With the impressive progress of technology and the urgent necessities of the pandemic response it may be all too easy to forget the lessons of the past, and to strive to open as widely and as innovatively as possible the ability of health services to collect and share data.
Indeed, the UK government is looking ahead and consulting on digital reforms "to unleash the unlimited potential of data in health and care" and to create a new "duty to share" to make data sharing the norm across healthcare services, rather than operating in protective silos (with the accompanying inefficiencies). In March 2022, the Secretary of State for Health and Social Care, Sajid Javid, made a speech setting out an agenda for technological innovations in the UK's healthcare system. These include expanding the rollout of electronic patient records in NHS trusts up to 90% by 2023, and more widespread adoption of the NHS app, up to 75% of adults by March 2024. The government is expected to publish a digital health plan later this year. Among other things, this will cover the use of NHS data to drive innovation.
However as conditions of urgency start to shift back to a health system with more time and resources available to allocate to patient privacy, we are already seeing patients and GPs call for fairness and lawfulness to be back at the forefront when it comes to health data.
The General Practice Data for Planning and Research programme (akin to care.data, involving the extraction of GP patient data for research and planning) has been criticised to the point where the initiative has now stalled. Familiar concerns have been raised regarding the possibilities of data being sold to commercial parties, risk of re-identification, and the fact that patients were not being given enough time to become aware of an opt-out option.
It seems there is still some way to go before there is public confidence now that the pressing needs of the pandemic seem to be subsiding.
Practical steps to fair and lawful processing
In broad terms, data isn't processed fairly and is certainly not processed lawfully if it is processed in breach of any legal requirements. While we're not proposing to run through the entire set of requirements here, there are key practical steps controllers of health data can take to help ensure that processing of health data meets the UK GDPR requirement to be fair and lawful:
- Ensure there is sufficient regard for privacy, ethics and information governance throughout the data lifecycle: this should include the preparation of transparency statements clearly communicating how the health data will be protected and used, and conducting (and making available) impact assessments (NHS COVID example here, which includes privacy statements from its private-sector suppliers). Conversely, any suggestion of commercialisation or NHS data being provided for the benefit of private companies without an accompanying high level of transparency is likely to breach public trust.

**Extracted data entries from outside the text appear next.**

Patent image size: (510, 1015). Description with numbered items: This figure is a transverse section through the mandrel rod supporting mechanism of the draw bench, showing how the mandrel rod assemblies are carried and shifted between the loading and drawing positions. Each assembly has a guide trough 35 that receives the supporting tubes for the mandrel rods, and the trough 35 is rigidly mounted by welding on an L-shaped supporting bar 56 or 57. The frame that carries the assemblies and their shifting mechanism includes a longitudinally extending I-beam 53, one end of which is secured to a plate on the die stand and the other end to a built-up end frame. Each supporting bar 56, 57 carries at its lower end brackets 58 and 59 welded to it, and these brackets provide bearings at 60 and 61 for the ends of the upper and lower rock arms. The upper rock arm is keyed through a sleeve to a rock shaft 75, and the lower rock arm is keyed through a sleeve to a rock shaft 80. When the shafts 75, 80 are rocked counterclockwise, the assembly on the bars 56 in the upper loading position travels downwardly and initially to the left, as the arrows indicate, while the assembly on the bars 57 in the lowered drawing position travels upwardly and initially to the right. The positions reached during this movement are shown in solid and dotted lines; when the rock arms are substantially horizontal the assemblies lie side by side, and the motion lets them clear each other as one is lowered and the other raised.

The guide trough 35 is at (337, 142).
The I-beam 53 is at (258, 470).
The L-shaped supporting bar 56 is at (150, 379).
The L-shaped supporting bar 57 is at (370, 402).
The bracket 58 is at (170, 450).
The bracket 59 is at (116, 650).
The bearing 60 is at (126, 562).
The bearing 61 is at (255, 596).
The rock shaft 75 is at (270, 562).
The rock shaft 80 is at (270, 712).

- Support individuals in understanding the technology behind any processing: for example, by generating understanding of the security measures in place, anonymisation techniques or use of trusted environments. Bringing individuals along with you by explaining the utility of their data for the ultimate data quality and accuracy of an aggregated dataset, and the overall health benefit is key.
- Support healthcare professionals in understanding and communicating the processing: data opt-out schemes have historically brought GPs into conflict with healthcare bodies on the basis of poor communication and transparency and the risk of impacting professional and patient autonomy. Bringing healthcare practitioners on board with the processing and providing standard materials to support them in communicating it to patients will be a vital element in making sure that processing is fair and lawful.

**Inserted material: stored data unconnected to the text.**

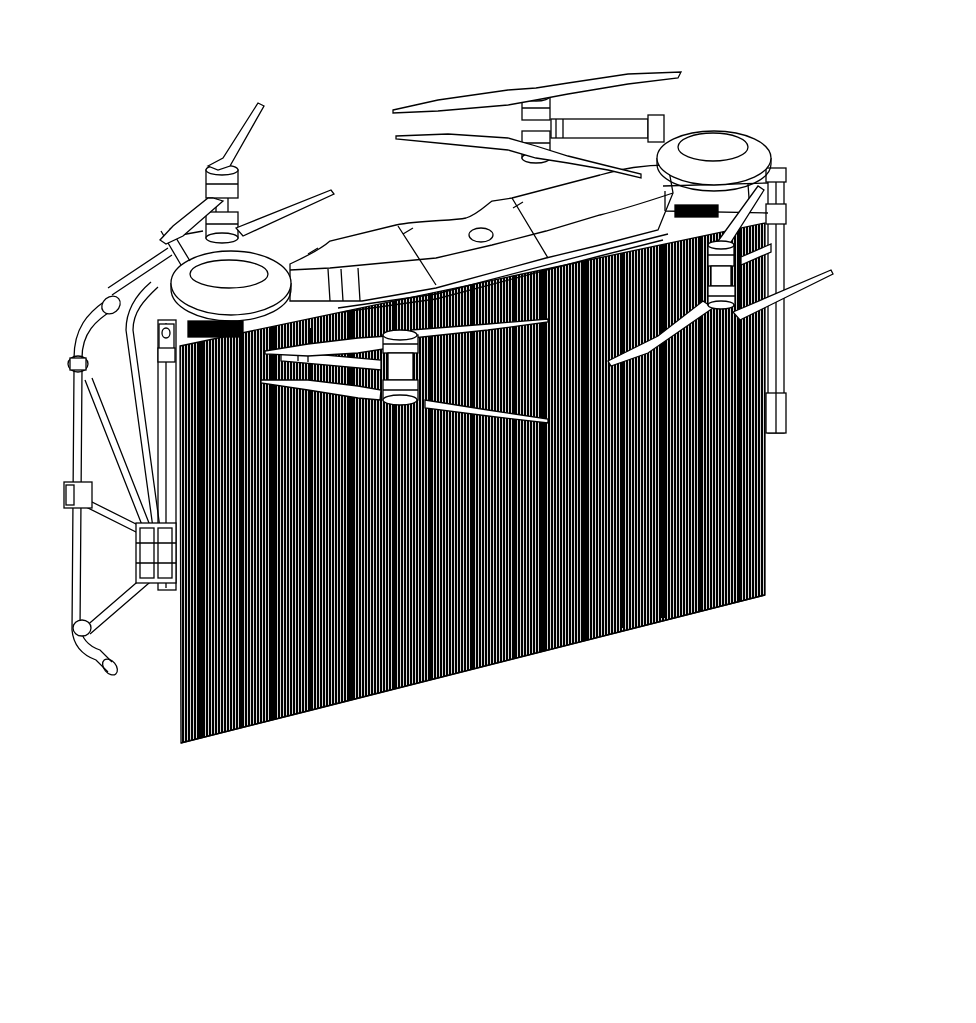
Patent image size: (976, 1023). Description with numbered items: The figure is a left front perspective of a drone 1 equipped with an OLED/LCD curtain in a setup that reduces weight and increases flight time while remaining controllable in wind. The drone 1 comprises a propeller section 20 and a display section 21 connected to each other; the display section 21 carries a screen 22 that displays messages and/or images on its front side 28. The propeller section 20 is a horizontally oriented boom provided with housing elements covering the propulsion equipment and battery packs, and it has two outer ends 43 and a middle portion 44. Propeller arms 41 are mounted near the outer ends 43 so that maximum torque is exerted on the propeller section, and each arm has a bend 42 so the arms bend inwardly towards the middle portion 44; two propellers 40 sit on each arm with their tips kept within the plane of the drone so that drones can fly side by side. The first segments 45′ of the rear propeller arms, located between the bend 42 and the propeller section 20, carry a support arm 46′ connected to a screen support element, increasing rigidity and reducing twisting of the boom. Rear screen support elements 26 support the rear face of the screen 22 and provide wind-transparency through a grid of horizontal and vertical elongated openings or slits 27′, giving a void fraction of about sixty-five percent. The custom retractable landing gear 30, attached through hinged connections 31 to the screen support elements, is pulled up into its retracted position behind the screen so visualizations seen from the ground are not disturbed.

The drone 1 is at (583, 700).
The propeller section 20 is at (780, 102).
The display section 21 is at (515, 656).
The screen 22 is at (313, 640).
The rear screen support elements 26 is at (665, 597).
The elongated openings and/or slits 27′ is at (232, 720).
The front side of the screen 28 is at (609, 582).
The retractable landing gear 30 is at (81, 650).
The hinged connections 31 is at (152, 576).
The propellers 40 is at (438, 128).
The propeller arm 41 is at (591, 105).
The bend 42 is at (646, 112).
The outer ends of the propeller section 43 is at (153, 297).
The middle portion of the propeller section 44 is at (412, 203).
The first segment of the rear face propeller arm 45′ is at (158, 237).
The support arm 46′ is at (142, 297).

Clarity in data legislation?
The UK government has proposed measures for added clarity in data protection legislation – "to ensure that our laws keep pace with the development of cutting-edge data-driven technologies" (Data: a new direction). Clearly, following the laws and principles that establish protections for personal data will be the ultimate ingredient in making sure processing is lawful – but it remains to be seen whether the UK can make changes while preserving what we (and our EU neighbours) understand to be fair.